BISHKEK, Kyrgyzstan — President Dmitry Medvedev warned that Kyrgyzstan could collapse and that a vote aimed at establishing parliamentary democracy could allow extremists to take power.
Kyrgyzstan voted over the weekend to create Central Asia's first parliamentary democracy, referendum results showed Monday, only two weeks after an explosion of ethnic bloodshed killed hundreds.
Medvedev said Kyrgyzstan was Russia's strategic partner. But his remarks, just hours after Kyrgyz leader Roza Otunbayeva said the referendum placed her country on the path to democracy, contrasted with the strong support Kyrgyzstan's new government received from Moscow after a revolt in April.
"I do not really understand how a parliamentary republic would look and work in Kyrgyzstan," Medvedev said Sunday after a Group of 20 summit in Toronto.
"Will this not lead to a chain of eternal problems — to reshuffles in parliament, to the rise to power of this or that political group, to authority being passed constantly from one hand to another, and, finally, will this not help those with extremist views to power?" Medvedev said. "In its current state, there are a host of scenarios for Kyrgyzstan, including the most unpleasant scenario — going up to the collapse of the state."
At least 294 people, and possibly hundreds more, died this month in violence between ethnic Kyrgyz and Uzbeks in southern Kyrgyzstan. Russia has refused repeated requests from Bishkek to send peacekeepers to halt the violence.
Keneshbek Dushebayev, head of Kyrgyzstan's National Security Service, has said extremists could have played a role in the violence and that the country was a weak link that could be exploited by terrorist groups.
Security analysts say violence is unlikely to hand gains to militant Islamists because the authorities are on alert.
This opinion was echoed by a member of Hizb ut-Tahrir, or Party of Liberation, a movement that says it uses only peaceful methods to achieve its goal of establishing a worldwide caliphate — a theocratic Muslim state.
"We are not planning to use this chaos to increase our influence," said Abdullah, a tire salesman and senior Hizb ut-Tahrir member in Osh, epicenter of this month's violence.

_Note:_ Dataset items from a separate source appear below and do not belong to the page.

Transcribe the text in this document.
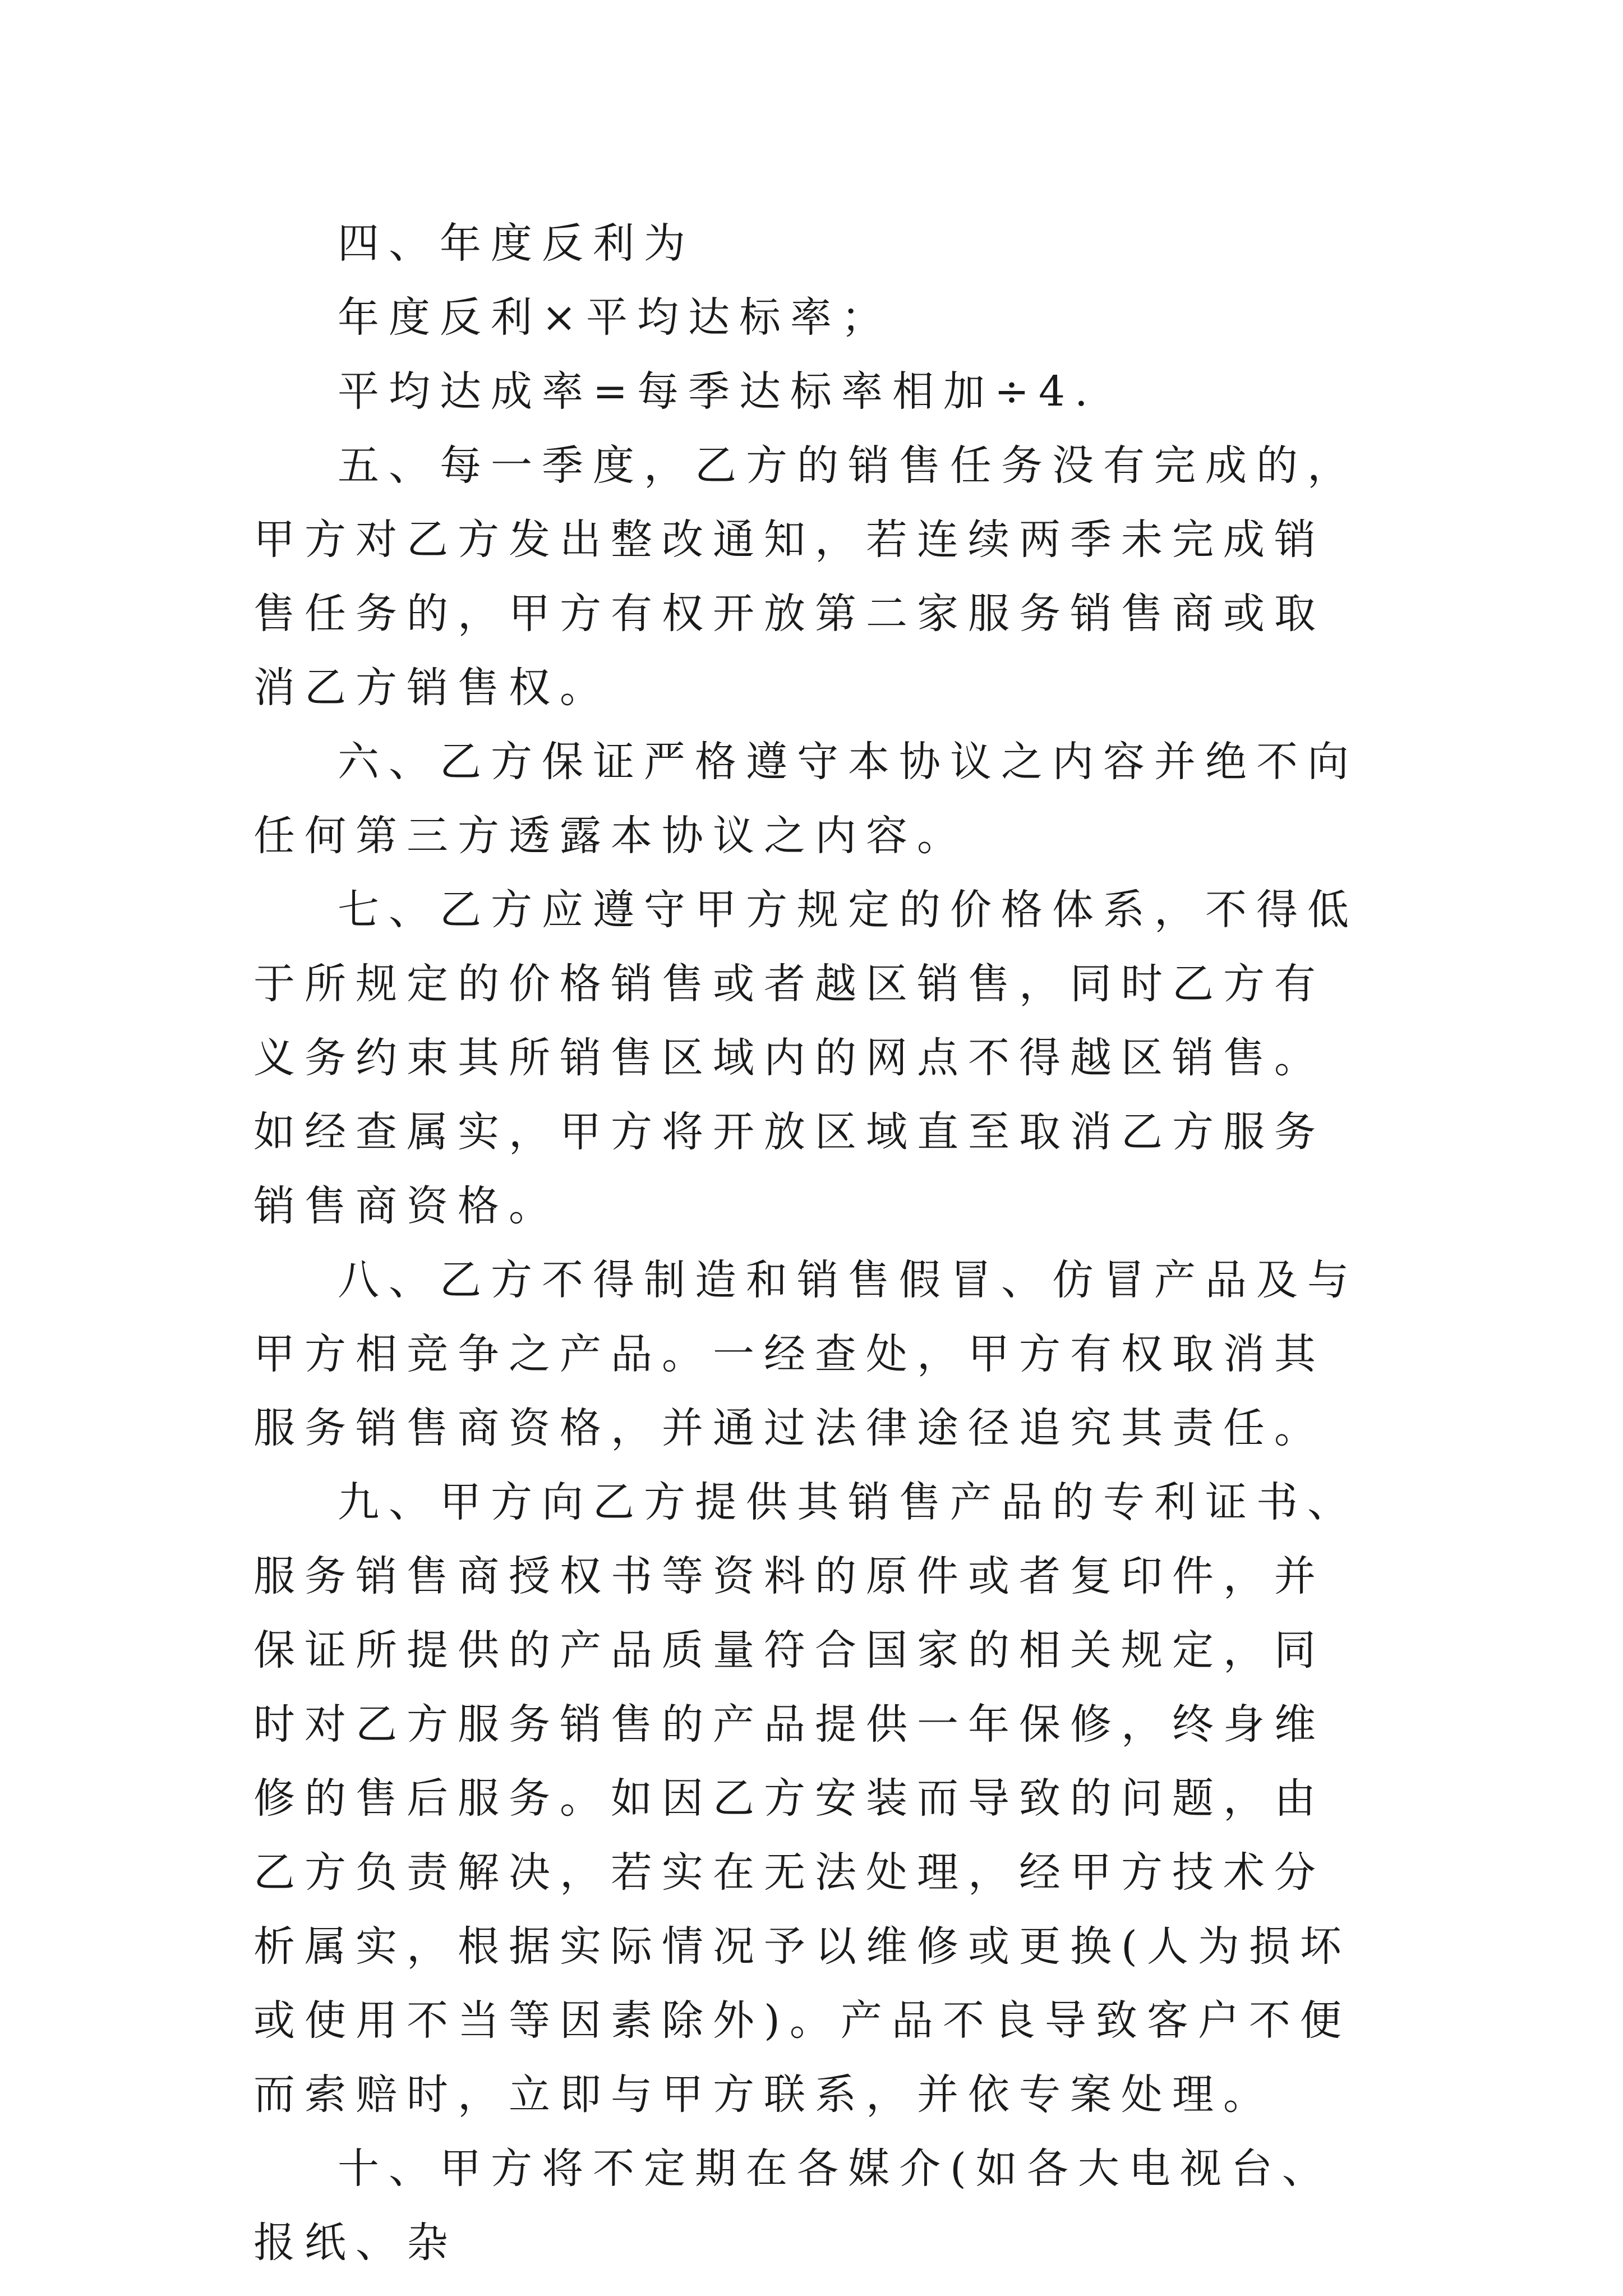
四、年度反利为

年度反利×平均达标率；

平均达成率=每季达标率相加÷4.

五、每一季度，乙方的销售任务没有完成的，甲方对乙方发出整改通知，若连续两季未完成销售任务的，甲方有权开放第二家服务销售商或取消乙方销售权。

六、乙方保证严格遵守本协议之内容并绝不向任何第三方透露本协议之内容。

七、乙方应遵守甲方规定的价格体系，不得低于所规定的价格销售或者越区销售，同时乙方有义务约束其所销售区域内的网点不得越区销售。如经查属实，甲方将开放区域直至取消乙方服务销售商资格。

八、乙方不得制造和销售假冒、仿冒产品及与甲方相竞争之产品。一经查处，甲方有权取消其服务销售商资格，并通过法律途径追究其责任。

九、甲方向乙方提供其销售产品的专利证书、服务销售商授权书等资料的原件或者复印件，并保证所提供的产品质量符合国家的相关规定，同时对乙方服务销售的产品提供一年保修，终身维修的售后服务。如因乙方安装而导致的问题，由乙方负责解决，若实在无法处理，经甲方技术分析属实，根据实际情况予以维修或更换(人为损坏或使用不当等因素除外)。产品不良导致客户不便而索赔时，立即与甲方联系，并依专案处理。

十、甲方将不定期在各媒介(如各大电视台、报纸、杂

"This can only backfire because then we would be accused of orchestrating all of this, and that would lead to more bloodshed," he said. He declined to give his last name.
Official results showed that with almost all of Sunday's votes counted, 90.6 percent of voters backed the new constitution, paving the way for parliamentary elections in October.
Only 8 percent voted against, according to preliminary data from all but one of the country’s 2,319 polling stations, the Central Election Commission said on its web site. Turnout was 69 percent.
The commission's head, Akylbek Sariyev, said final results would be known in two to three days, after all ballot papers had been collected. Results have been relayed in electronic form from regional centers to the capital, Bishkek.
The Organization for Security and Cooperation in Europe said the referendum was transparent and that the high voter turnout signaled the resilience of Kyrgyz citizens.
Its election monitoring arm, the Office for Democratic Institutions and Human Rights, said it had observed some flaws that would require improvement ahead of parliamentary elections scheduled for October and every five years thereafter.
Under the new constitution, Otunbayeva will be acting president until the end of 2011, and future presidents would serve single, six-year terms.
The United States and Russia say they would support a strong government to prevent the turmoil spreading throughout Central Asia, a region bordering Afghanistan in which all countries have until now been run by authoritarian presidents.
"We hope that this is an effective step toward stable, democratic governance. We welcome the calm, orderly process, but await final polling results," a U.S. State Department spokesman said Sunday as the first results came in.
Russia, the United States and China are the major powers in Central Asia, and Medvedev said he had briefed world leaders at meetings in Toronto about the situation in Kyrgyzstan.